MemSearcher: Training LLMs to Reason, Search and Manage Memory via End-to-End Reinforcement Learning

TL;DR

MemSearcher tackles the inefficiency of history-heavy context in conversational search agents by maintaining a compact, iteratively updated memory and pairing it with the current query. It replaces full-history concatenation with a memory-management step, and trains end-to-end using an extended RL algorithm, multi-context GRPO, that optimizes reasoning, search actions, and memory updates across multiple conversations. Empirical results on seven public benchmarks show MemSearcher achieving substantial gains over strong baselines, with a smaller 3B model sometimes outperforming larger baselines and maintaining far more stable token usage than ReAct-based approaches. The work advances practical, scalable knowledge acquisition by LLMs, enabling efficient multi-turn reasoning with external retrieval while preserving essential information.

Abstract

Typical search agents concatenate the entire interaction history into the LLM context, preserving information integrity but producing long, noisy contexts, resulting in high computation and memory costs.

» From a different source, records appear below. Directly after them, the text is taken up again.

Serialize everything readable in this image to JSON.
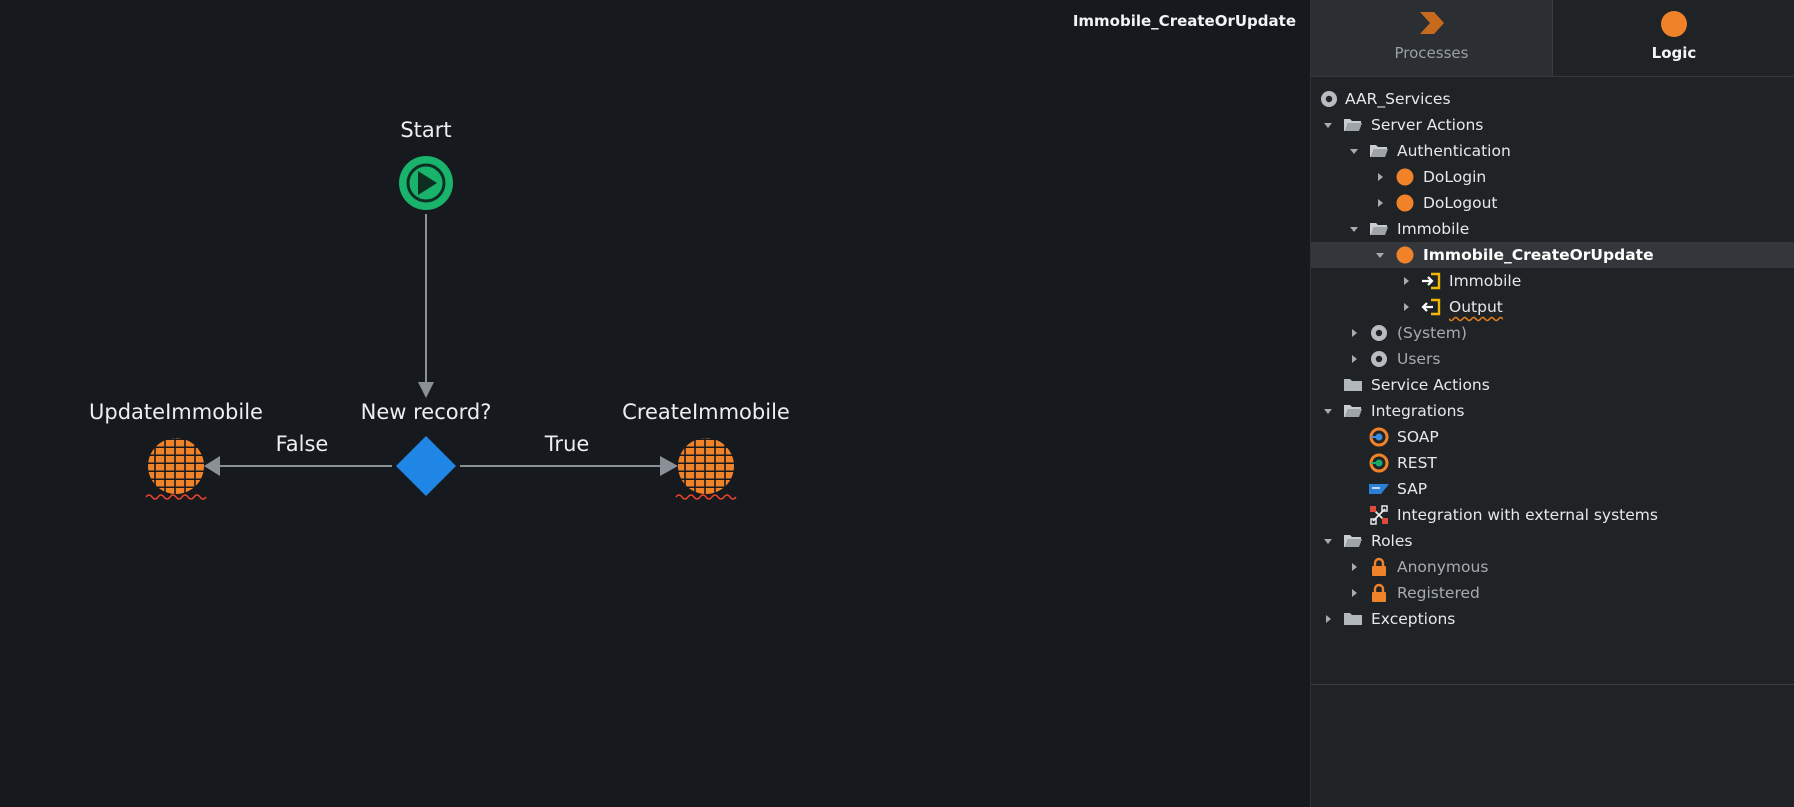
{
  "canvas": {
    "title": "Immobile_CreateOrUpdate",
    "nodes": {
      "start": "Start",
      "decision": "New record?",
      "update": "UpdateImmobile",
      "create": "CreateImmobile"
    },
    "edges": {
      "false_label": "False",
      "true_label": "True"
    }
  },
  "panel": {
    "tabs": [
      {
        "label": "Processes",
        "icon": "process-chevron-icon",
        "active": false
      },
      {
        "label": "Logic",
        "icon": "logic-circle-icon",
        "active": true
      }
    ],
    "tree": [
      {
        "label": "AAR_Services",
        "icon": "module-icon"
      },
      {
        "label": "Server Actions",
        "icon": "folder-open-icon"
      },
      {
        "label": "Authentication",
        "icon": "folder-open-icon"
      },
      {
        "label": "DoLogin",
        "icon": "action-circle-icon"
      },
      {
        "label": "DoLogout",
        "icon": "action-circle-icon"
      },
      {
        "label": "Immobile",
        "icon": "folder-open-icon"
      },
      {
        "label": "Immobile_CreateOrUpdate",
        "icon": "action-circle-icon",
        "selected": true
      },
      {
        "label": "Immobile",
        "icon": "input-parameter-icon"
      },
      {
        "label": "Output",
        "icon": "output-parameter-icon"
      },
      {
        "label": "(System)",
        "icon": "module-icon"
      },
      {
        "label": "Users",
        "icon": "module-icon"
      },
      {
        "label": "Service Actions",
        "icon": "folder-icon"
      },
      {
        "label": "Integrations",
        "icon": "folder-open-icon"
      },
      {
        "label": "SOAP",
        "icon": "soap-icon"
      },
      {
        "label": "REST",
        "icon": "rest-icon"
      },
      {
        "label": "SAP",
        "icon": "sap-icon"
      },
      {
        "label": "Integration with external systems",
        "icon": "integration-icon"
      },
      {
        "label": "Roles",
        "icon": "folder-open-icon"
      },
      {
        "label": "Anonymous",
        "icon": "lock-icon"
      },
      {
        "label": "Registered",
        "icon": "lock-icon"
      },
      {
        "label": "Exceptions",
        "icon": "folder-icon"
      }
    ]
  },
  "colors": {
    "accent_orange": "#f0822a",
    "start_green": "#19b36b",
    "decision_blue": "#1f86e5",
    "selected_row": "#33373b"
  }
}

In contrast, using only the current turn avoids this overhead but discards essential information. This trade-off limits the scalability of search agents. To address this challenge, we propose MemSearcher, an agent workflow that iteratively maintains a compact memory and combines the current turn with it. At each turn, MemSearcher fuses the user's question with the memory to generate reasoning traces, perform search actions, and update memory to retain only information essential for solving the task. This design stabilizes context length across multi-turn interactions, improving efficiency without sacrificing accuracy. To optimize this workflow, we introduce multi-context GRPO, an end-to-end RL framework that jointly optimize reasoning, search strategies, and memory management of MemSearcher Agents. Specifically, multi-context GRPO samples groups of trajectories under different contexts and propagates trajectory-level advantages across all conversations within them. Trained on the same dataset as Search-R1, MemSearcher achieves significant improvements over strong baselines on seven public benchmarks: +11% on Qwen2.5-3B-Instruct and +12% on Qwen2.5-7B-Instruct relative average gains. Notably, the 3B-based MemSearcher even outperforms 7B-based baselines, demonstrating that striking a balance between information integrity and efficiency yields both higher accuracy and lower computational overhead. The code and models will be publicly available at https://github.com/icip-cas/MemSearcher

Figures (5)

• Figure 1: Comparison between ReAct (Top) and MemSearcher (Bottom). The dashed box illustrates the content in the LLM context. While ReAct continuously appends all interaction history into the context, MemSearcher iteratively updates a compact memory that retains only essential information.
• Figure 2: Multi-context GRPO. In rollout, we sample a group of trajectories $\{T_i\}_{i=1}^G$ for question $q$. The $i$-th trajectory $T_i$ consists of multiple conversations $\{T_{i,j}\}_{j=1}^{n_i}$ under different contexts. Then, we compute rewards $\{R_i\}_{i=1}^G$, and derive the trajectory-level advantages $\{A_i\}_{i=1}^G$ from these rewards. We propagate trajectory-level advantages to each conversation within them, i.e.$A_{i,j}=A_i$, and treat each conversation as an independent optimization target to update the policy LLM.
• Figure 3: Comparison of the average token number in the LLM context between MemSearcher and ReAct-based ReSearch.
• Figure 4: Peak GPU memory usage (GB) comparison between MemSearcher and ReSearch.
• Figure 5: Training and validation reward during training. The validation is conducted on a part of development set of HotpotQA with 100 randomly selected samples, and conducted every 20 steps during training. The curves are smoothed for clarity.